Todos los días antes de salir a la escuela, el ratoncito tenía a su padre encima de él, haciéndole las mismas advertencias de siempre. Algo que él encontraba tedioso.
—Antes de salir, fíjate si el gato anda cerca, pues no quiero que te de caza por andar de distraído.
—No te demores tonteando por los rincones, alguna de las personas que vive en la casa te puede ver.
—Come aquí en la casa para que no te de hambre afuera, por qué quien sabe hasta cuando vayas a encontrar comida.
—Si te topas con un objeto extraño en el camino, no lo toques y pasa de largo. No sabes lo que son esas cosas.
Aquellas advertencias tenían muy cansado al ratón que por cierto, era indisciplinado como él solo y lo único que le importaba, era jugar y perder el tiempo. Así que rara vez escuchaba realmente a su papá y hasta el momento, había tenido suerte de no ser atrapado por andar tan distraído.
Aquella mañana, como de costumbre, su padre comenzó a darle montones de consejos antes de que se marchara a la escuela. Pero esta vez, el ingrato hijo no pudo soportarlo más y se lo echó en cara.
—¡Estoy cansado de tus consejos! Ya no soy un niño y no, no voy a escuchar nada de lo que digas. Siempre es el mismo cuento —le espetó groseramente—, me voy y déjame tranquilo.
Así que el ratoncito salió de la casa tan campante.
En el camino al colegio, se encontró con un extraño mecanismo, lleno de metal y resortes, pero con un trozo de jugoso queso en la punta que le hizo agua la boca.

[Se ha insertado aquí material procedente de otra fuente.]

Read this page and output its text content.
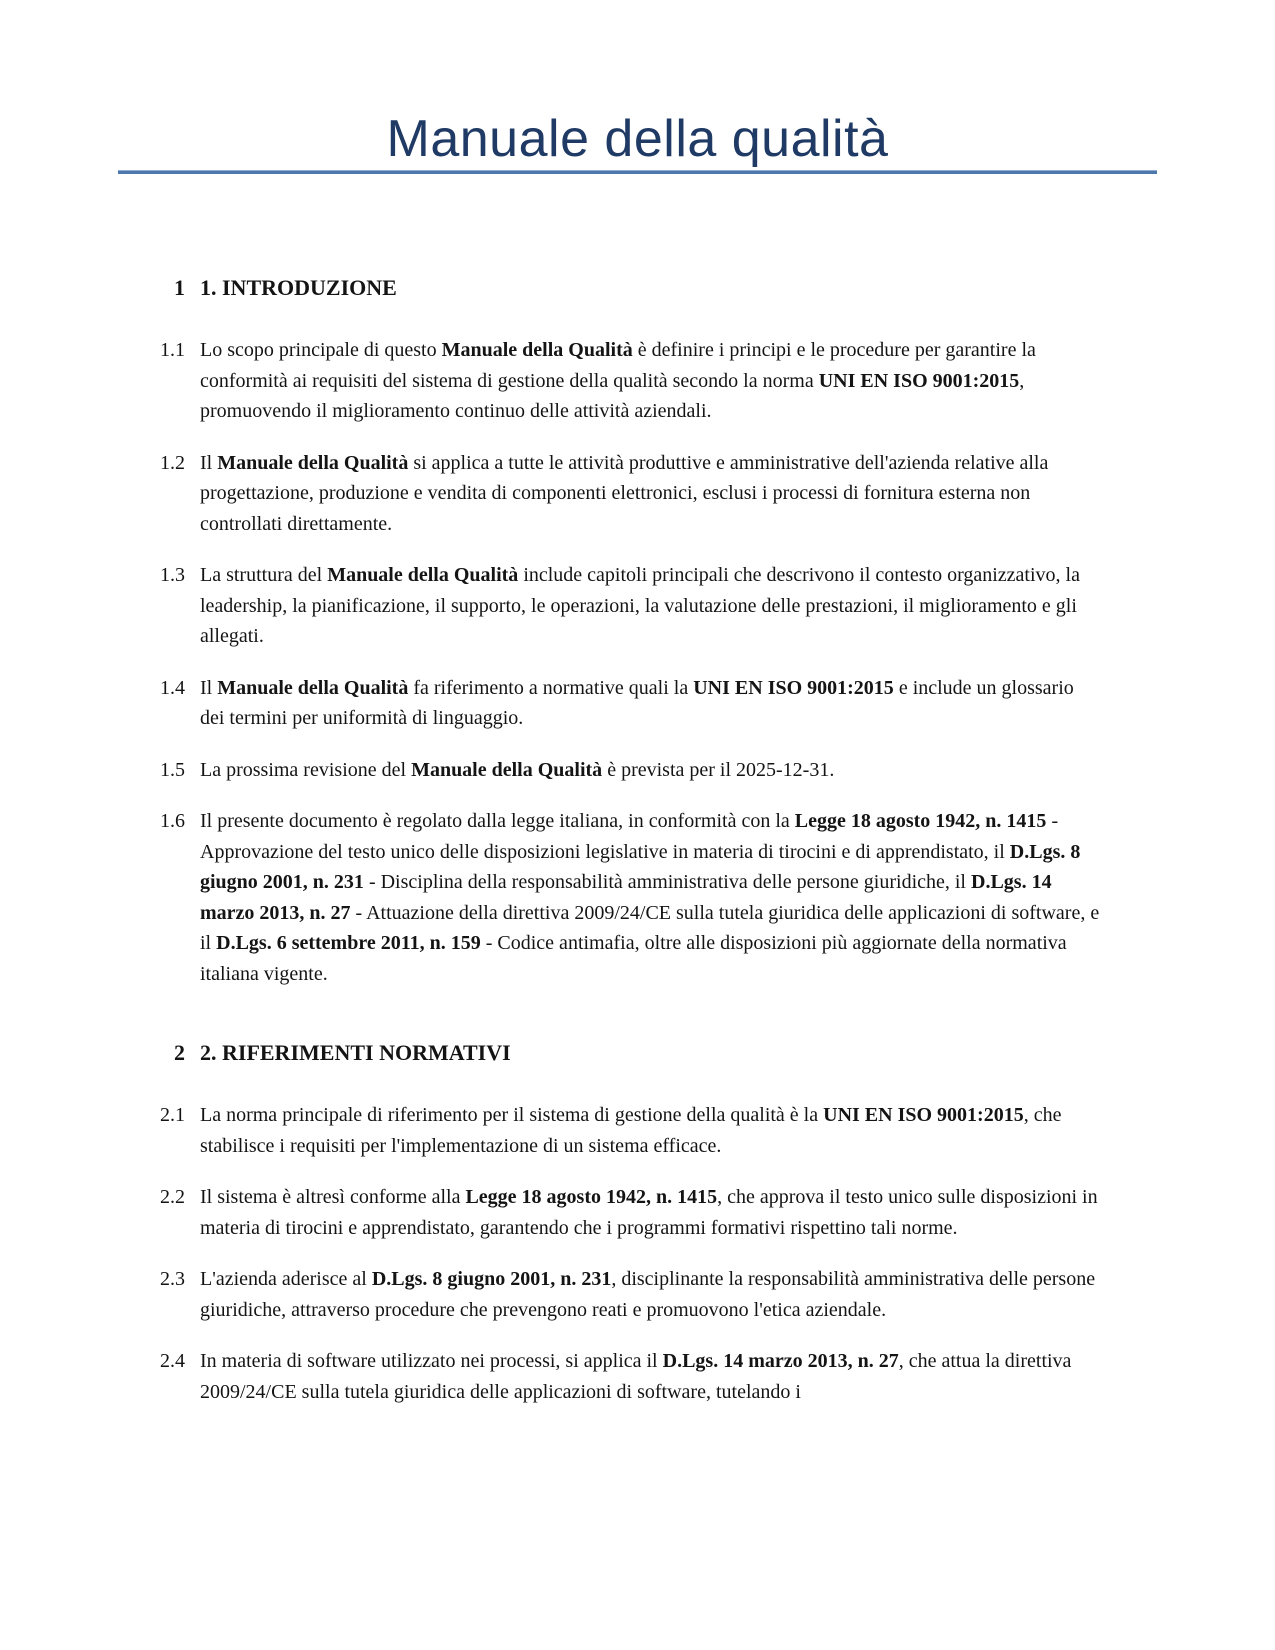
Manuale della qualità
1 1. INTRODUZIONE
1.1 Lo scopo principale di questo Manuale della Qualità è definire i principi e le procedure per garantire la conformità ai requisiti del sistema di gestione della qualità secondo la norma UNI EN ISO 9001:2015, promuovendo il miglioramento continuo delle attività aziendali.

1.2 Il Manuale della Qualità si applica a tutte le attività produttive e amministrative dell'azienda relative alla progettazione, produzione e vendita di componenti elettronici, esclusi i processi di fornitura esterna non controllati direttamente.

1.3 La struttura del Manuale della Qualità include capitoli principali che descrivono il contesto organizzativo, la leadership, la pianificazione, il supporto, le operazioni, la valutazione delle prestazioni, il miglioramento e gli allegati.

1.4 Il Manuale della Qualità fa riferimento a normative quali la UNI EN ISO 9001:2015 e include un glossario dei termini per uniformità di linguaggio.

1.5 La prossima revisione del Manuale della Qualità è prevista per il 2025-12-31.

1.6 Il presente documento è regolato dalla legge italiana, in conformità con la Legge 18 agosto 1942, n. 1415 - Approvazione del testo unico delle disposizioni legislative in materia di tirocini e di apprendistato, il D.Lgs. 8 giugno 2001, n. 231 - Disciplina della responsabilità amministrativa delle persone giuridiche, il D.Lgs. 14 marzo 2013, n. 27 - Attuazione della direttiva 2009/24/CE sulla tutela giuridica delle applicazioni di software, e il D.Lgs. 6 settembre 2011, n. 159 - Codice antimafia, oltre alle disposizioni più aggiornate della normativa italiana vigente.

2 2. RIFERIMENTI NORMATIVI
2.1 La norma principale di riferimento per il sistema di gestione della qualità è la UNI EN ISO 9001:2015, che stabilisce i requisiti per l'implementazione di un sistema efficace.

2.2 Il sistema è altresì conforme alla Legge 18 agosto 1942, n. 1415, che approva il testo unico sulle disposizioni in materia di tirocini e apprendistato, garantendo che i programmi formativi rispettino tali norme.

2.3 L'azienda aderisce al D.Lgs. 8 giugno 2001, n. 231, disciplinante la responsabilità amministrativa delle persone giuridiche, attraverso procedure che prevengono reati e promuovono l'etica aziendale.

2.4 In materia di software utilizzato nei processi, si applica il D.Lgs. 14 marzo 2013, n. 27, che attua la direttiva 2009/24/CE sulla tutela giuridica delle applicazioni di software, tutelando i
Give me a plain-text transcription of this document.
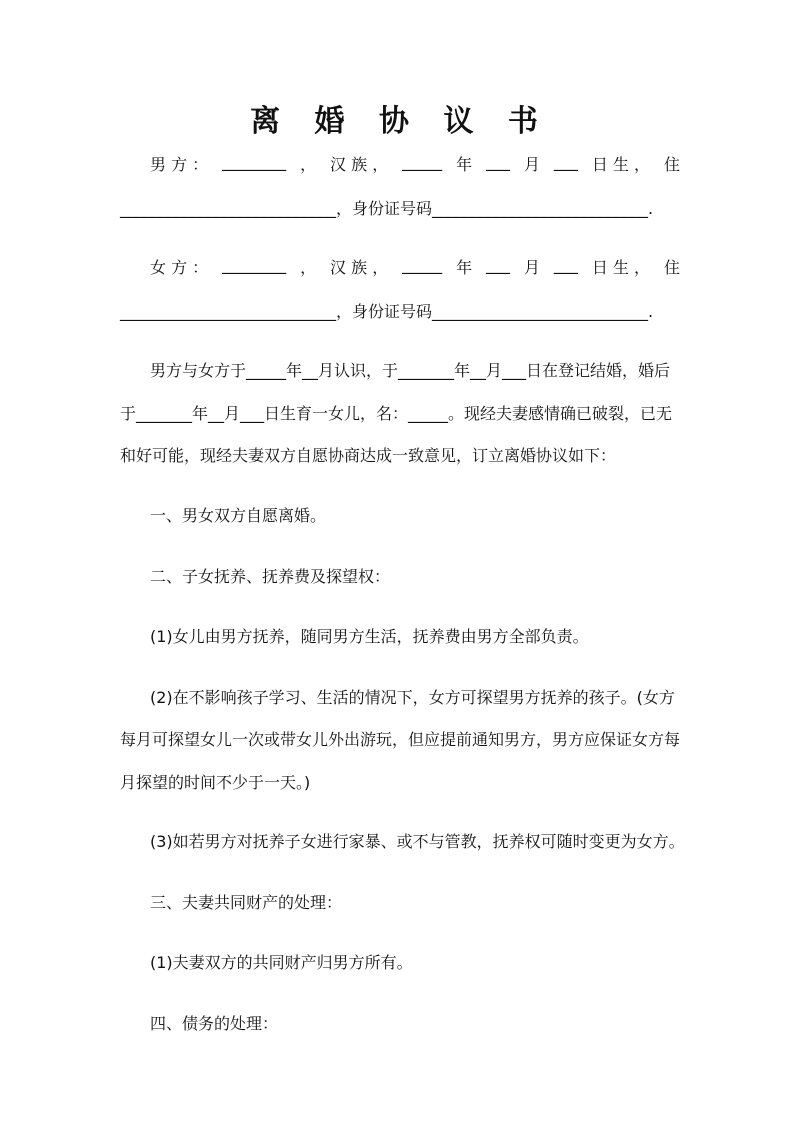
离 婚 协 议 书
男 方 ： ________ ， 汉 族 ， _____ 年 ___ 月 ___ 日 生 ， 住
___________________________，身份证号码___________________________.
女 方 ： ________ ， 汉 族 ， _____ 年 ___ 月 ___ 日 生 ， 住
___________________________，身份证号码___________________________.
男方与女方于_____年__月认识，于_______年__月___日在登记结婚，婚后
于_______年__月___日生育一女儿，名：_____。现经夫妻感情确已破裂，已无
和好可能，现经夫妻双方自愿协商达成一致意见，订立离婚协议如下：
一、男女双方自愿离婚。
二、子女抚养、抚养费及探望权：
(1)女儿由男方抚养，随同男方生活，抚养费由男方全部负责。
(2)在不影响孩子学习、生活的情况下，女方可探望男方抚养的孩子。(女方
每月可探望女儿一次或带女儿外出游玩，但应提前通知男方，男方应保证女方每
月探望的时间不少于一天。)
(3)如若男方对抚养子女进行家暴、或不与管教，抚养权可随时变更为女方。
三、夫妻共同财产的处理：
(1)夫妻双方的共同财产归男方所有。
四、债务的处理：
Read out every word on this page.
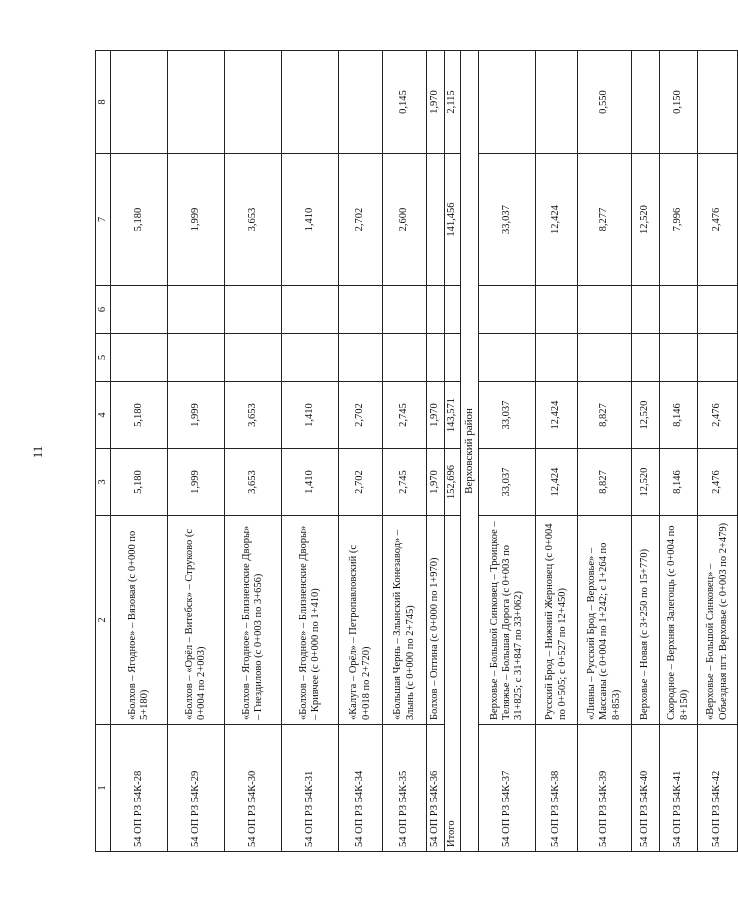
11
1	2	3	4	5	6	7	8
54 ОП РЗ 54К-28	«Болхов – Ягодное» – Вязовая (с 0+000 по 5+180)	5,180	5,180			5,180	
54 ОП РЗ 54К-29	«Болхов – «Орёл – Витебск» – Струково (с 0+004 по 2+003)	1,999	1,999			1,999	
54 ОП РЗ 54К-30	«Болхов – Ягодное» – Близненские Дворы» – Гнездилово (с 0+003 по 3+656)	3,653	3,653			3,653	
54 ОП РЗ 54К-31	«Болхов – Ягодное» – Близненские Дворы» – Кривчее (с 0+000 по 1+410)	1,410	1,410			1,410	
54 ОП РЗ 54К-34	«Калуга – Орёл» – Петропавловский (с 0+018 по 2+720)	2,702	2,702			2,702	
54 ОП РЗ 54К-35	«Большая Чернь – Злынский Конезавод» – Злынь (с 0+000 по 2+745)	2,745	2,745			2,600	0,145
54 ОП РЗ 54К-36	Болхов – Оптина (с 0+000 по 1+970)	1,970	1,970				1,970
Итого		152,696	143,571			141,456	2,115
Верховский район							
54 ОП РЗ 54К-37	Верховье – Большой Синковец – Троицкое – Теляжье – Большая Дорога (с 0+003 по 31+825; с 31+847 по 33+062)	33,037	33,037			33,037	
54 ОП РЗ 54К-38	Русский Брод – Нижний Жерновец (с 0+004 по 0+505; с 0+527 по 12+450)	12,424	12,424			12,424	
54 ОП РЗ 54К-39	«Ливны – Русский Брод – Верховье» – Массаны (с 0+004 по 1+242; с 1+264 по 8+853)	8,827	8,827			8,277	0,550
54 ОП РЗ 54К-40	Верховье – Новая (с 3+250 по 15+770)	12,520	12,520			12,520	
54 ОП РЗ 54К-41	Скородное – Верхняя Залегощь (с 0+004 по 8+150)	8,146	8,146			7,996	0,150
54 ОП РЗ 54К-42	«Верховье – Большой Синковец» – Объездная пгт. Верховье (с 0+003 по 2+479)	2,476	2,476			2,476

Eso que estaba mirando, era una trampa para ratones, pero claro que él no lo sabía por qué jamás en la vida había visto una.
—No creo que sea peligroso —se dijo a sí mismo—, además tengo mucha hambre. ¡Qué demonios! —y sin ningún cuidado, tomó en sus manitas el queso para zampárselo de un bocado.
Pero he aquí que cuando lo hizo, el mecanismo se activó y lo atrapó bajo una gruesa vara de metal, de la que el pobre animalito ya no pudo salir. Irónicamente, recordó que en alguna ocasión su papá también le había advertido sobre aquello.
—Aléjate de lo que no conoces, aunque prometa algo bueno para ti. A veces los humanos ponen señuelos en sus trampas para acabar con nosotros —le había dicho.
En ese instante, el ratoncillo se lamentó.
—¡Qué tonto he sido al no escuchar sus consejos! Si tan solo no hubiera sido tan arrogante, ahora mismo no estaría en peligro.
Por suerte, su papá lo había seguido desde casa y en menos de un minuto, logró retener el mecanismo lo suficiente como para sacarlo de ahí. Los dos volvieron a la ratonera, aliviados y desde ese entonces, el pequeño ratón prometió que nunca volvería a echar en saco roto las advertencias del mayor.
Ahora era un animal juicioso, que respetaba y quería a su padre.